By Emma Collins  September 18, 2013

Emma Collins

I love the aha moment of realizing that I am stuck in evaluation or judgement mode. Observations create such spaciousness for me. I, and clients when we do this work together, get to step out of the story and experience ease and relief with the realization that I have been telling myself something that isn't true!

A viewpoint that I have been curious about recently is around how successful I can be in comparison to others. When I look at this closely I see that I hold myself up against some other coaches and trainers, and I view myself as ‘never’ being able to reach that high..... I see that this viewpoint means I aim lower and tell myself I would be content to be half as successful as so and so.

So I ask myself whats that like to see myself from this place, and I feel a bit sad and disappointed. I am also experiencing some frustration and perhaps fear that it could be true. I notice I want to protect myself from getting hurt by aiming too high and not succeeding, it safer to aim for half the joy, half the fun and thrill so I only have to be half disappointed. Deep sigh....

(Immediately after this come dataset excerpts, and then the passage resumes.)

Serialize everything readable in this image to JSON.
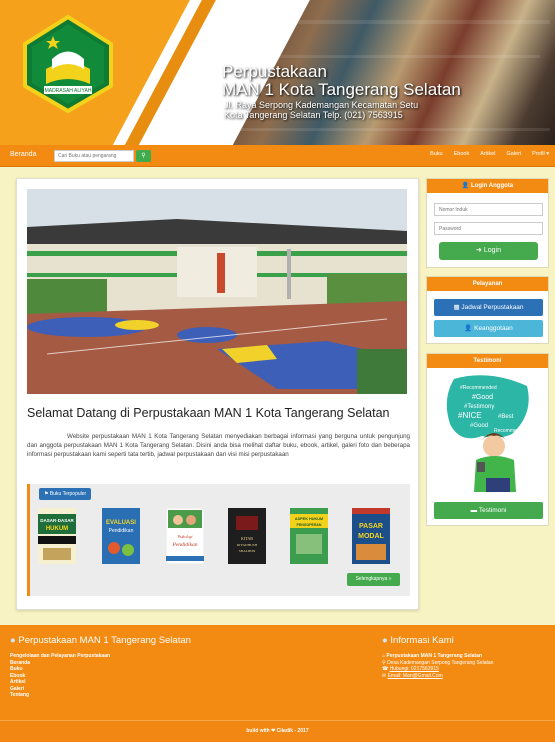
{
  "header": {
    "title_line1": "Perpustakaan",
    "title_line2": "MAN 1 Kota Tangerang Selatan",
    "address_line1": "Jl. Raya Serpong Kademangan Kecamatan Setu",
    "address_line2": "Kota Tangerang Selatan Telp. (021) 7563915",
    "logo_text": "MADRASAH ALIYAH"
  },
  "navbar": {
    "home": "Beranda",
    "search_placeholder": "Cari Buku atau pengarang",
    "links": [
      "Buku",
      "Ebook",
      "Artikel",
      "Galeri",
      "Profil ▾"
    ]
  },
  "main": {
    "welcome": "Selamat Datang di Perpustakaan MAN 1 Kota Tangerang Selatan",
    "paragraph": "Website perpustakaan MAN 1 Kota Tangerang Selatan menyediakan berbagai informasi yang berguna untuk pengunjung dan anggota perpustakaan MAN 1 Kota Tangerang Selatan. Disini anda bisa melihat daftar buku, ebook, artikel, galeri foto dan beberapa informasi perpustakaan kami seperti tata tertib, jadwal perpustakaan dan visi misi perpustakaan",
    "popular_label": "Buku Terpopuler",
    "more_button": "Selengkapnya »",
    "books": [
      {
        "title": "DASAR-DASAR HUKUM PERBURUHAN",
        "color": "#1f6d3a"
      },
      {
        "title": "EVALUASI Pendidikan",
        "color": "#2a6fb3"
      },
      {
        "title": "Psikologi Pendidikan",
        "color": "#ffffff"
      },
      {
        "title": "KITAB RIYADHUSH SHALIHIN",
        "color": "#222222"
      },
      {
        "title": "ASPEK HUKUM PENGOPERAN",
        "color": "#3b9d4d"
      },
      {
        "title": "PASAR MODAL",
        "color": "#1c4f8a"
      }
    ]
  },
  "login": {
    "title": "Login Anggota",
    "username_placeholder": "Nomor Induk",
    "password_placeholder": "Password",
    "button": "Login"
  },
  "services": {
    "title": "Pelayanan",
    "schedule": "Jadwal Perpustakaan",
    "membership": "Keanggotaan"
  },
  "testimonial": {
    "title": "Testimoni",
    "button": "Testimoni",
    "bubble_words": [
      "#Recommended",
      "#Good",
      "#Testimony",
      "#NICE",
      "#Best",
      "#Good",
      "Recommended"
    ]
  },
  "footer": {
    "left_title": "Perpustakaan MAN 1 Tangerang Selatan",
    "left_links": [
      "Pengelolaan dan Pelayanan Perpustakaan",
      "Beranda",
      "Buku",
      "Ebook",
      "Artikel",
      "Galeri",
      "Tentang"
    ],
    "right_title": "Informasi Kami",
    "right_items": [
      "Perpustakaan MAN 1 Tangerang Selatan",
      "Desa Kademangan Serpong Tangerang Selatan",
      "Hubungi: 0217563915",
      "Email: Man@Gmail.Com"
    ],
    "copyright": "build with ❤ Ciladik - 2017"
  },
  "colors": {
    "orange": "#f38b13",
    "green": "#45a94d",
    "blue": "#2c71b6",
    "cyan": "#4cb6d8",
    "page_bg": "#f7f3c3"
  }
}
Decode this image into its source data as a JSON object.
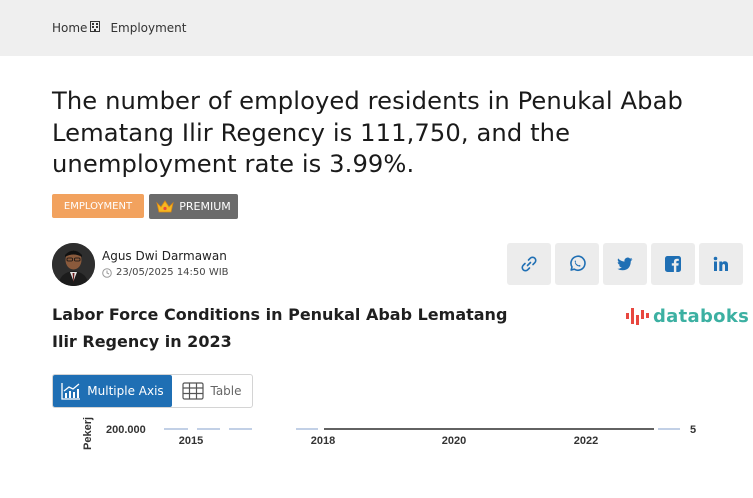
{
  "breadcrumb": {
    "home": "Home",
    "current": "Employment"
  },
  "article": {
    "title": "The number of employed residents in Penukal Abab Lematang Ilir Regency is 111,750, and the unemployment rate is 3.99%.",
    "tag": "EMPLOYMENT",
    "premium_label": "PREMIUM",
    "author_name": "Agus Dwi Darmawan",
    "date": "23/05/2025 14:50 WIB"
  },
  "share": {
    "icons": [
      "link-icon",
      "whatsapp-icon",
      "twitter-icon",
      "facebook-icon",
      "linkedin-icon"
    ]
  },
  "chart_section": {
    "title": "Labor Force Conditions in Penukal Abab Lematang Ilir Regency in 2023",
    "logo_text": "databoks",
    "toggle_multi_label": "Multiple Axis",
    "toggle_table_label": "Table"
  },
  "chart_data": {
    "type": "line",
    "ylabel": "Pekerj",
    "y_tick": "200.000",
    "right_tick": "5",
    "x_ticks": [
      "2015",
      "2018",
      "2020",
      "2022"
    ]
  },
  "colors": {
    "accent_blue": "#1f6fb4",
    "tag_orange": "#f2a25e",
    "premium_gray": "#6b6b6b",
    "databoks_teal": "#3cb0a2",
    "databoks_red": "#e8473f"
  }
}
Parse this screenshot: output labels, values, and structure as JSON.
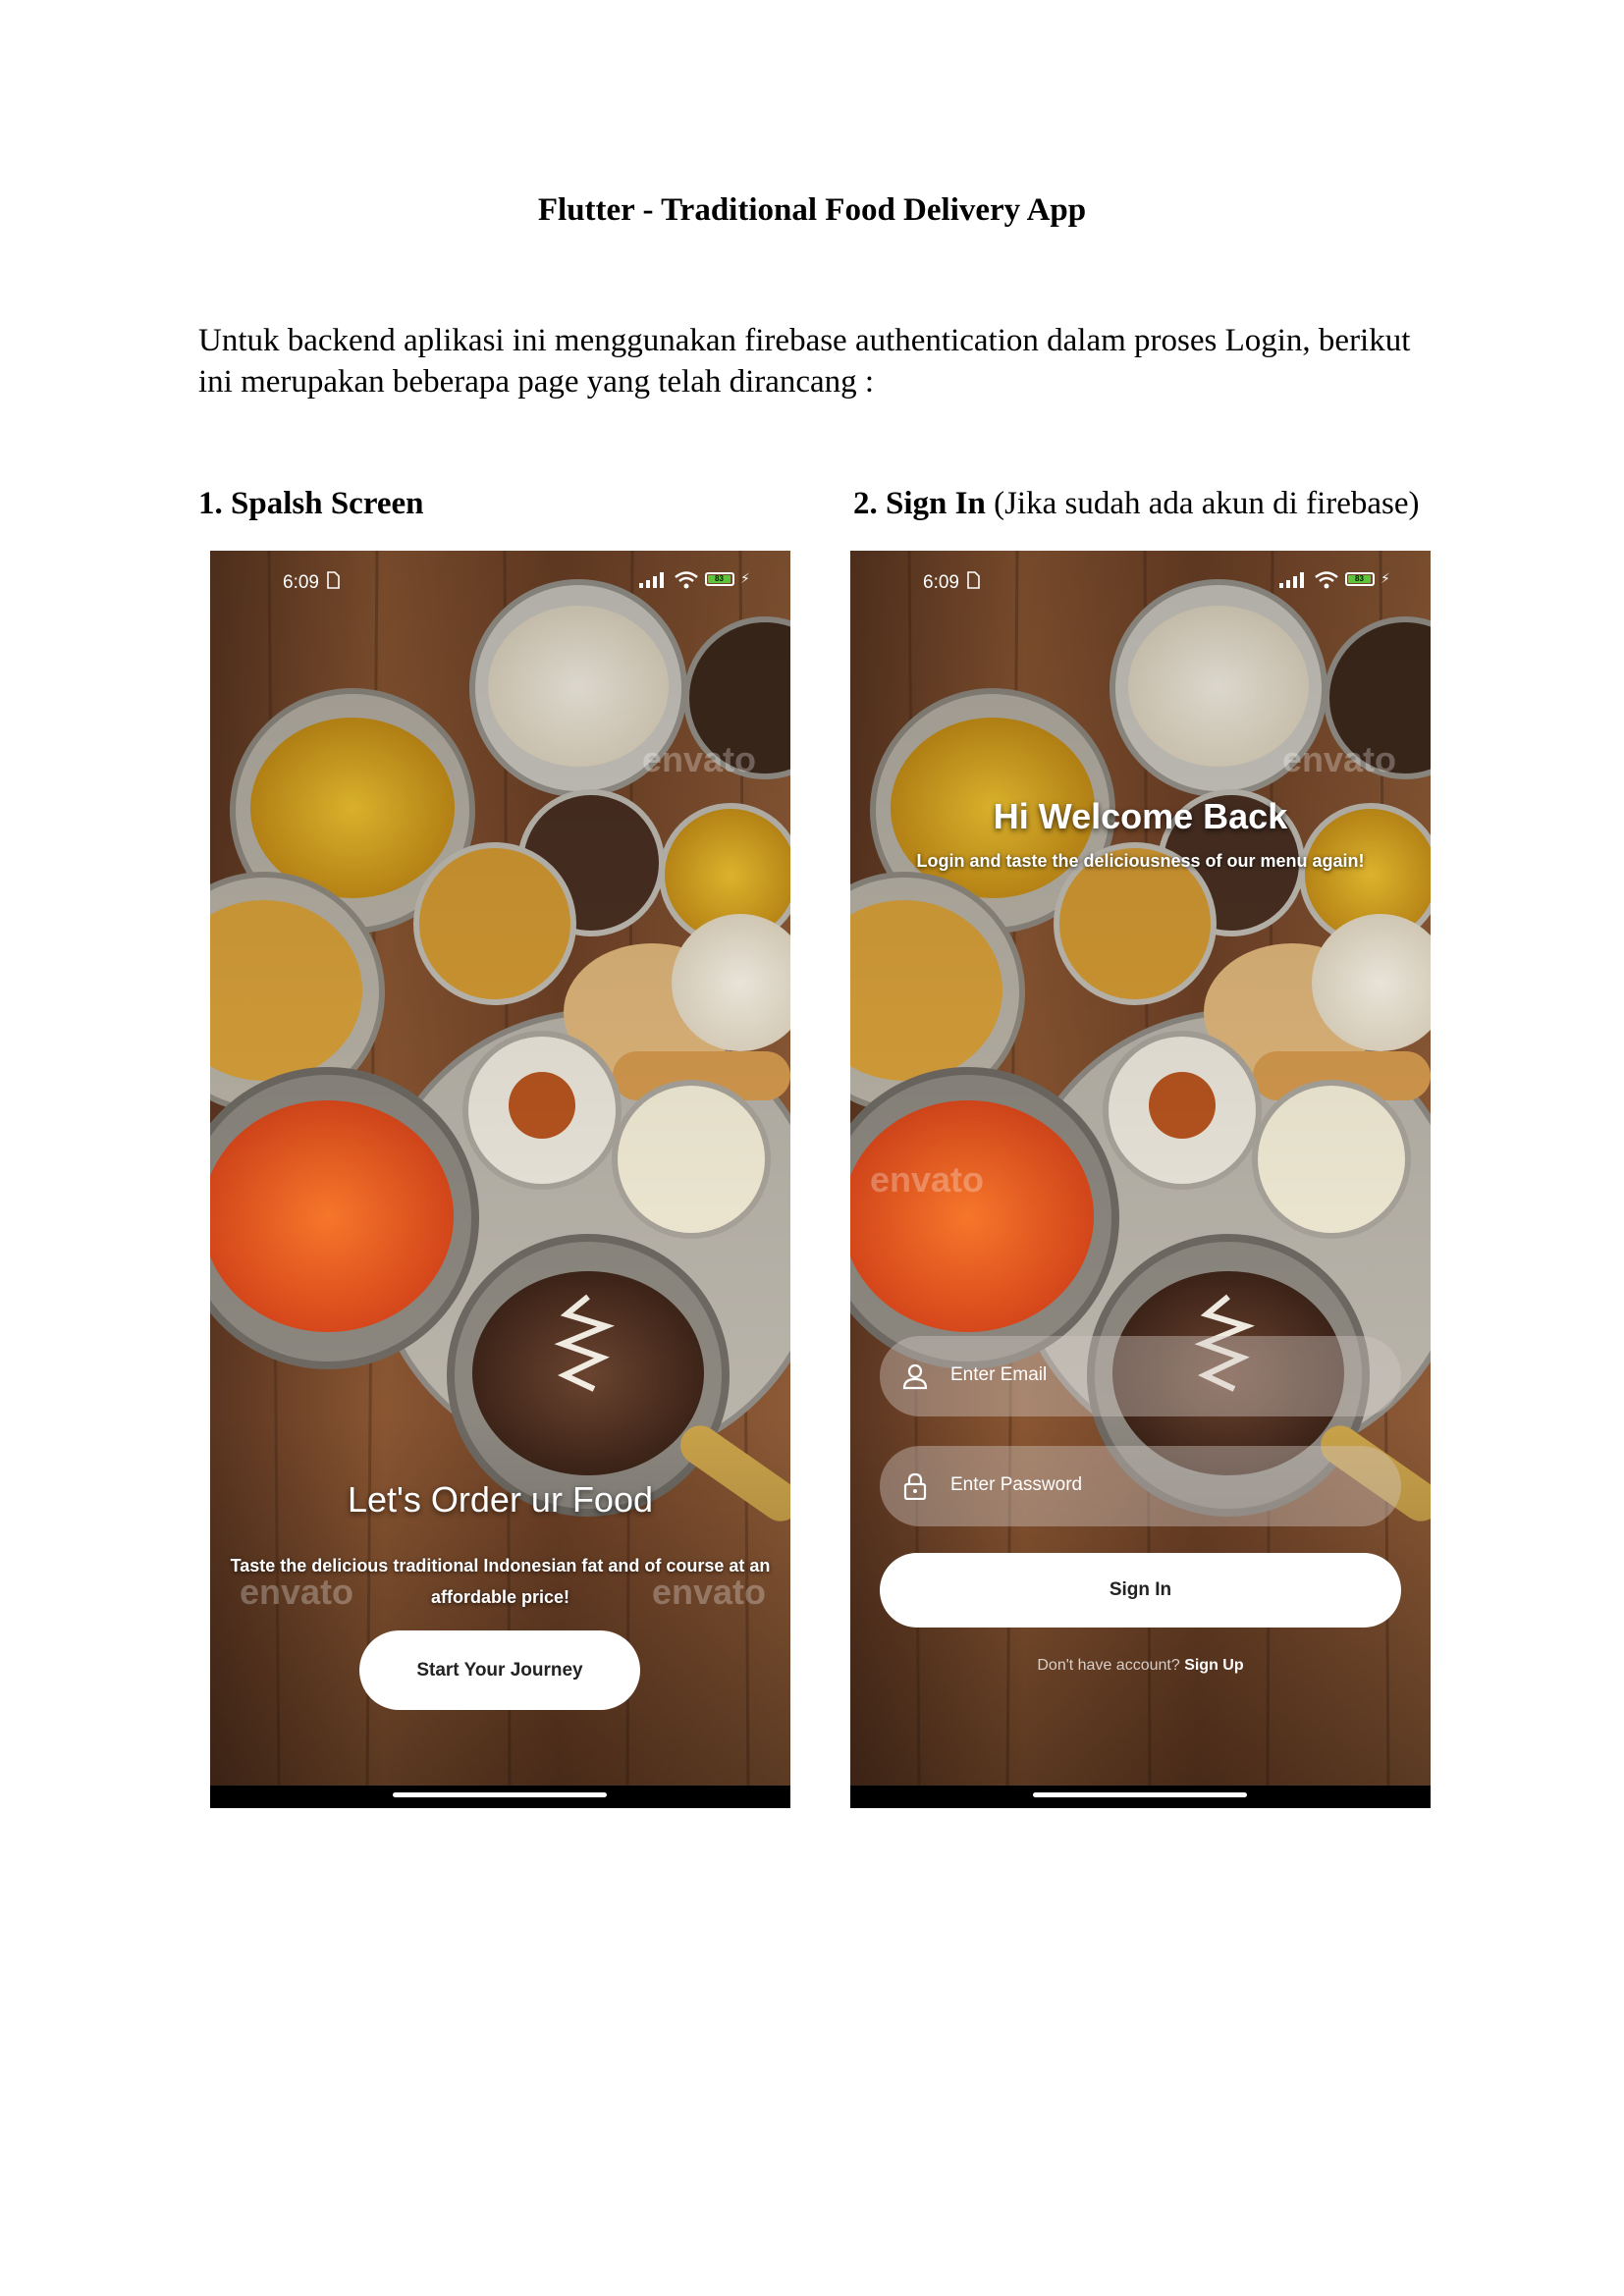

So now I am asking what do I see that leads me to this conclusion. And I think of the conversation I had on the beach yesterday with a friend of mine who is also a coach. She shared with me all her training and client experiences of the last month since we last met. I am not doing what she is doing yet. I am not working with the U.N. etc. That's it. No other evidence or facts to back up this story. Just that I am not doing what she is doing right now.

So I ask myself how else I might look at this viewpoint, that I will never be as successful as her. This bit is hard..... Well one viewpoint is that I am working towards more and higher paid clients and corporate gigs.

I find myself wanting to feel more clearly what I mean by success. Freedom, ease, abundance of work I enjoy. Playfulness and lightness around work. Confidence, a sense of certainty around work coming in. Not hustling for my worthiness as Brene Brown would put it.

I find that I could actually choose to experience most of that right now! Ok so choosing and experiencing that in my body right now.

Hmmmmmmm....I feel light, expansive and peaceful.

Ok what else.... Another, more empowering way I could look at this is that I could define my own definition of success and know that I am capable of achieving that. I am picturing this now. Feels good! Realising there are elements of my friend who is also a coach's success that I don't really want and other things I would like to have instead.

I am also seeing myself right now as her peer ... knowing that she already sees me this way and smiling inside ... remembering all the things I share with her that she appreciates and values. Experiencing a shift inside from little sister to partner / colleague / peer. Noticing that I don't value comparisons like this, or judgements of myself or others, in other areas of my life ... and willing to let go of this one around what it means to be successful.